I don't recall the first time I ever heard of Ruth Gordon. I suspect the first time I saw her was very likely in Rosemary's Baby, though I didn't know who she was then. I had a teacher in college who claimed she completely identified with Gordon's character in Harold and Maude, even though she was nowhere near as old as Gordon was in that film.

Both of these films came in the latter phase of Gordon's career, and I have yet to see her when she was younger, but even so, my initial impression of her was a great one. Both films have a dark, wry sense of humor that fits her to a T. She's lively, daring, charismatic, and a scene-stealer for certain.

Later, as I learned more about movies, I discovered that Gordon was an accomplished writer as well. So to me, I find it a bit odd that the movie about her childhood is called The Actress, especially since she adapted it for the screen from a play she wrote. In my mind, she's a screenwriter first and an actress second. The Actress is directed by George Cukor, with whom Gordon and her husband Garson Kanin worked on several occasions, mostly on comedies like Adam's Rib (which introduced Judy Holliday to the world), and I expected this one to be funny as well. In fact, it's played straight: teenage Ruth wants to go to New York to study acting but her daddy disapproves.

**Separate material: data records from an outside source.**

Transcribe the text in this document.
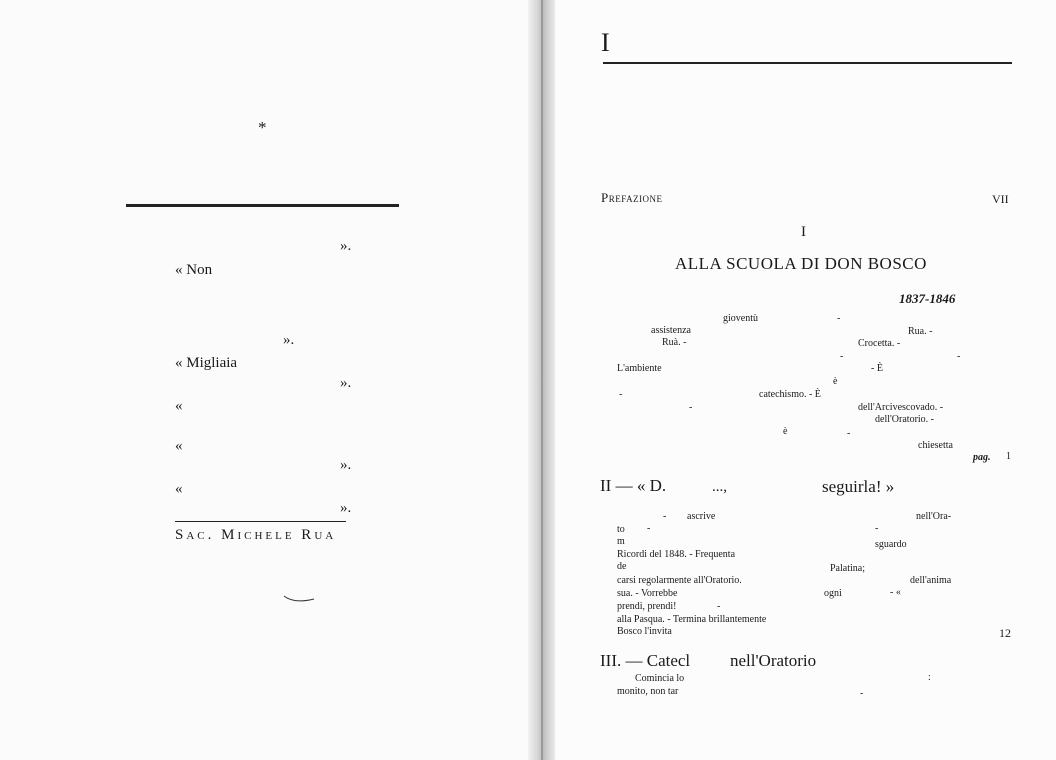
*
».
« Non
».
« Migliaia
».
«
«
».
«
».
Sac. Michele Rua
I
Prefazione	VII
I
ALLA SCUOLA DI DON BOSCO
1837-1846
gioventù	-
assistenza	Rua. -
Ruà. -	Crocetta. -
-	-
L'ambiente	- È
è
-	catechismo. - È
-	dell'Arcivescovado. -
dell'Oratorio. -
è	-
chiesetta
pag. 1
II — « D.	...,	seguirla! »
- ascrive	nell'Ora-
to -	-
m	sguardo
Ricordi del 1848. - Frequenta
de	Palatina;
carsi regolarmente all'Oratorio.	dell'anima
sua. - Vorrebbe	ogni	- «
prendi, prendi!	-
alla Pasqua. - Termina brillantemente
Bosco l'invita	12
III. — Catecl nell'Oratorio
Comincia lo
monito, non tar
:
-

One would think that autobiographies would be more historically accurate than biographies, since the subject is the one telling the story, but even in this case, I've learned to take everything with a grain of salt. After all, in telling one's life story, one is more apt to make the highs higher and the lows... not so low, at the very least. (Exception: if one's story is meant to be a cautionary tale.) Indeed, you yourself should take the same attitude towards this very blog. There are things I pick and choose to reveal about myself, and while I do strive for honesty, I'd be lying if I said I never exaggerated events or did a little selective obfuscating from time to time - if it makes for a better story.

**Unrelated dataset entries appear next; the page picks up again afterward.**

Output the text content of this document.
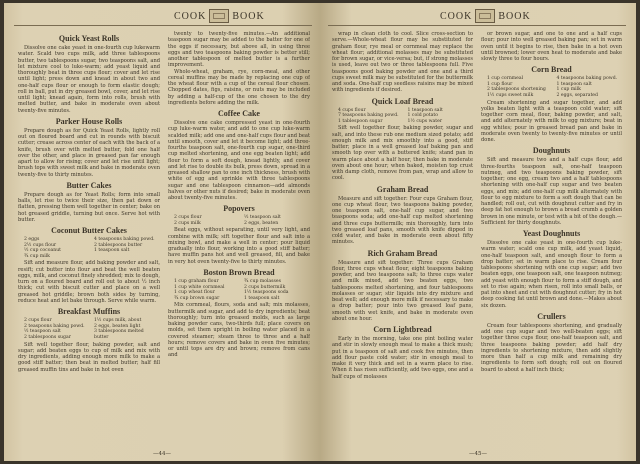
COOK	BOOK
Quick Yeast Rolls

Dissolve one cake yeast in one-fourth cup lukewarm water. Scald two cups milk, add three tablespoons butter, two tablespoons sugar, two teaspoons salt, and let mixture cool to luke-warm; add yeast liquid and thoroughly beat in three cups flour; cover and let rise until light; press down and knead in about two and one-half cups flour or enough to form elastic dough; roll in ball, put in dry greased bowl, cover, and let rise until light; knead again, form into rolls, brush with melted butter, and bake in moderate oven about twenty-five minutes.

Parker House Rolls

Prepare dough as for Quick Yeast Rolls, lightly roll out on floured board and cut in rounds with biscuit cutter; crease across center of each with the back of a knife, brush over with melted butter, fold one half over the other, and place in greased pan far enough apart to allow for rising; cover and let rise until light; brush tops with sweet milk and bake in moderate oven twenty-five to thirty minutes.

Butter Cakes

Prepare dough as for Yeast Rolls; form into small balls, let rise to twice their size, then pat down or flatten, pressing them well together in center; bake on hot greased griddle, turning but once. Serve hot with butter.

Coconut Butter Cakes
2 eggs	4 teaspoons baking powd.
2½ cups flour	2 tablespoons butter
½ cup cocoanut	1 teaspoon salt
¾ cup milk

Sift and measure flour, add baking powder and salt, resift; cut butter into flour and beat the well beaten eggs, milk, and coconut finely shredded; mix to dough, turn on a floured board and roll out to about ½ inch thick; cut with biscuit cutter and place on a well greased hot griddle; brown both sides by turning, reduce heat and let bake through. Serve while warm.

Breakfast Muffins
2 cups flour	1½ cups milk, about
2 teaspoons baking powd.	2 eggs, beaten light
½ teaspoon salt	3 tablespoons melted
2 tablespoons sugar	butter

Sift well together flour, baking powder, salt and sugar; add beaten eggs to cup of milk and mix with dry ingredients, adding enough more milk to make a good stiff batter; then beat in melted butter; half fill greased muffin tins and bake in hot oven

twenty to twenty-five minutes.—An additional teaspoon sugar may be added to the batter for one of the eggs if necessary, but above all, in using three eggs and two teaspoons baking powder is better still; another tablespoon of melted butter is a further improvement.

Whole-wheat, graham, rye, corn-meal, and other cereal muffins may be made by replacing one cup of the wheat flour with a cup of the cereal flour chosen. Chopped dates, figs, raisins, or nuts may be included by adding a half-cup of the one chosen to the dry ingredients before adding the milk.

Coffee Cake

Dissolve one cake compressed yeast in one-fourth cup luke-warm water, and add to one cup luke-warm scalded milk; add one and one-half cups flour and beat until smooth, cover and let it become light; add three-fourths teaspoon salt, one-fourth cup sugar, one-third cup melted shortening, and one egg beaten light; add flour to form a soft dough, knead lightly, and cover and let rise to double its bulk, press down, spread in a greased shallow pan to one inch thickness, brush with white of egg and sprinkle with three tablespoons sugar and one tablespoon cinnamon—add almonds halves or other nuts if desired; bake in moderate oven about twenty-five minutes.

Popovers
2 cups flour	½ teaspoon salt
2 cups milk	2 eggs, beaten

Beat eggs, without separating, until very light, and combine with milk; sift together flour and salt into a mixing bowl, and make a well in center; pour liquid gradually into flour, working into a good stiff batter; have muffin pans hot and well greased, fill, and bake in very hot oven twenty-five to thirty minutes.

Boston Brown Bread
1 cup graham flour	¾ cup molasses
1 cup white cornmeal	2 cups buttermilk
1 cup wheat flour	1½ teaspoons soda
¾ cup brown sugar	1 teaspoon salt

Mix cornmeal, flours, soda and salt; mix molasses, buttermilk and sugar, and add to dry ingredients; beat thoroughly; turn into greased molds, such as large baking powder cans, two-thirds full; place covers on molds, set them upright in boiling water placed in a covered steamer; steam three to three and a half hours; remove covers and bake in oven five minutes; or until tops are dry and brown; remove from cans and

—44—
COOK	BOOK

wrap in clean cloth to cool. Slice cross-section to serve.—Whole-wheat flour may be substituted for graham flour, rye meal or cornmeal may replace the wheat flour; additional molasses may be substituted for brown sugar, or vice-versa; but, if strong molasses is used, leave out two or three tablespoons full. Five teaspoons good baking powder and one and a third cups sweet milk may be substituted for the buttermilk and soda. One-half cup seedless raisins may be mixed with ingredients if desired.

Quick Loaf Bread
4 cups flour	1 teaspoon salt
7 teaspoons baking powd.	1 cold potato
1 tablespoon sugar	1½ cups water

Sift well together flour, baking powder, sugar and salt, and into these rub one medium sized potato; add enough milk and mix smoothly into a good, stiff batter; place in a well greased loaf baking pan and smooth top over with a buttered knife; stand pan in warm place about a half hour, then bake in moderate oven about one hour; when baked, moisten top crust with damp cloth, remove from pan, wrap and allow to cool.

Graham Bread

Measure and sift together: Four cups Graham flour, one cup wheat flour, two teaspoons baking powder, one teaspoon salt, one-half cup sugar, and two teaspoons soda; add one-half cup melted shortening and three cups buttermilk; mix thoroughly, turn into two greased loaf pans, smooth with knife dipped in cold water, and bake in moderate oven about fifty minutes.

Rich Graham Bread

Measure and sift together: Three cups Graham flour, three cups wheat flour, eight teaspoons baking powder, and two teaspoons salt; to three cups water and milk mixed, add two beaten eggs, two tablespoons melted shortening, and four tablespoons molasses or sugar; stir liquids into dry mixture and beat well; add enough more milk if necessary to make a drop batter; pour into two greased loaf pans, smooth with wet knife, and bake in moderate oven about one hour.

Corn Lightbread

Early in the morning, take one pint boiling water and stir in slowly enough meal to make a thick mush; put in a teaspoon of salt and cook five minutes, then add flour paste cold water; stir in enough meal to make it very thick and set in a warm place to rise. When it has risen sufficiently, add two eggs, one and a half cups of molasses

or brown sugar, and one to one and a half cups flour; pour into well greased baking pan; set in warm oven until it begins to rise, then bake in a hot oven until browned; lower oven heat to moderate and bake slowly three to four hours.

Corn Bread
1 cup cornmeal	4 teaspoons baking powd.
1 cup flour	1 teaspoon salt
2 tablespoons shortening	1 cup milk
1½ cups sweet milk	2 eggs, separated

Cream shortening and sugar together, and add yolks beaten light with a teaspoon cold water; sift together corn meal, flour, baking powder, and salt, and add alternately with milk to egg mixture; beat in egg whites; pour in greased bread pan and bake in moderate oven twenty to twenty-five minutes or until done.

Doughnuts

Sift and measure two and a half cups flour, add three-fourths teaspoon salt, one-half teaspoon nutmeg, and two teaspoons baking powder, sift together; one egg, cream two and a half tablespoons shortening with one-half cup sugar and two beaten eggs, and mix; add one-half cup milk alternately with flour to egg mixture to form a soft dough that can be handled; roll out, cut with doughnut cutter and fry in deep fat hot enough to brown a bread crumb a golden brown in one minute, or test with a bit of the dough.—Sufficient for thirty doughnuts.

Yeast Doughnuts

Dissolve one cake yeast in one-fourth cup luke-warm water; scald one cup milk, add yeast liquid, one-half teaspoon salt, and enough flour to form a drop batter; set in warm place to rise. Cream four tablespoons shortening with one cup sugar; add two beaten eggs, one teaspoon salt, one teaspoon nutmeg; add yeast with enough flour to form a stiff dough, and set to rise again; when risen, roll into small balls, or pat into sheet and cut with doughnut cutter; fry in hot deep cooking fat until brown and done.—Makes about six dozen.

Crullers

Cream four tablespoons shortening, and gradually add one cup sugar and two well-beaten eggs; sift together three cups flour, one-half teaspoon salt, and three teaspoons baking powder; add half dry ingredients to shortening mixture, then add slightly more than half a cup milk and remaining dry ingredients to form soft dough; roll out on floured board to about a half inch thick;

—45—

Also, there are dangers inherent in telling one's story accurately. In my experience telling such stories in comics form, I've discovered that other people involved in my stories can be and sometimes are subject to hurt feelings if certain aspects of the story are deemed too personal. That's why I never use last names when talking about my friends here. Sometimes I don't even use first names.


Gordon doesn't strike me as having exaggerated greatly here, not that I would know the difference either way. It helps that she's telling a very straightforward story. I didn't sense any lingering bitterness towards her father for standing in the way of her dream; he comes across fairly. It helps, of course, to have a giant of an actor like Spencer Tracy portray him. Gordon's childhood, as depicted here, isn't totally idyllic; we see the idiosyncrasies of the house she lives in and the financial hardships her father had to deal with. I do think the dude who was crushing on her might've gotten the short end of the stick, but then again, I couldn't help but sympathize with him since Ruth chooses her career over him.

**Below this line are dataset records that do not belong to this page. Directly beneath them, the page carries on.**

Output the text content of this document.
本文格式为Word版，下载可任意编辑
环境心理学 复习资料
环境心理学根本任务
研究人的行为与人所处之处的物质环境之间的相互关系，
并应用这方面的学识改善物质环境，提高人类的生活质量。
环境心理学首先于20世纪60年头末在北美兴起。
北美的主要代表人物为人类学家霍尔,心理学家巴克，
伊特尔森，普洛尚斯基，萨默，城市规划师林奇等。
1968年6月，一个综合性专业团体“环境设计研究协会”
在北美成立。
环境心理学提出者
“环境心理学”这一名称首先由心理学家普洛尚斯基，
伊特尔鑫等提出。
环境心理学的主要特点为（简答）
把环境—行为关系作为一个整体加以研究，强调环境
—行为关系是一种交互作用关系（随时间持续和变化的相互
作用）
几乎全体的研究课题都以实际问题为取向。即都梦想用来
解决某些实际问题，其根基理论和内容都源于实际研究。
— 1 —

Jean Simmons was not the first person I would've thought of to play young Ruth. I initially thought Teresa Wright was gonna play her, until I realized that Wright had already grown up! (I'm so used to thinking of her as a teen actress.) Simmons' American accent comes and goes in places, but overall, she wasn't bad - she plays Ruth big and broad, which is no doubt how Gordon envisioned herself at that age. I imagine big and broad plays even better on the stage anyway.


It must've been a fantastic moment for Gordon when she won the Oscar (and the Golden Globe) in the twilight of her career, for Rosemary's Baby, but she was also Oscar-nominated thrice as a screenwriter, with Kanin, and she was a five-time Writer's Guild nominee. I don't know what made her decide to switch tracks from acting to writing, but I'm glad she did. She was as talented a writer as an actress, and this movie is proof. I admire her for what she accomplished and I'm grateful her dad let her chase her dream.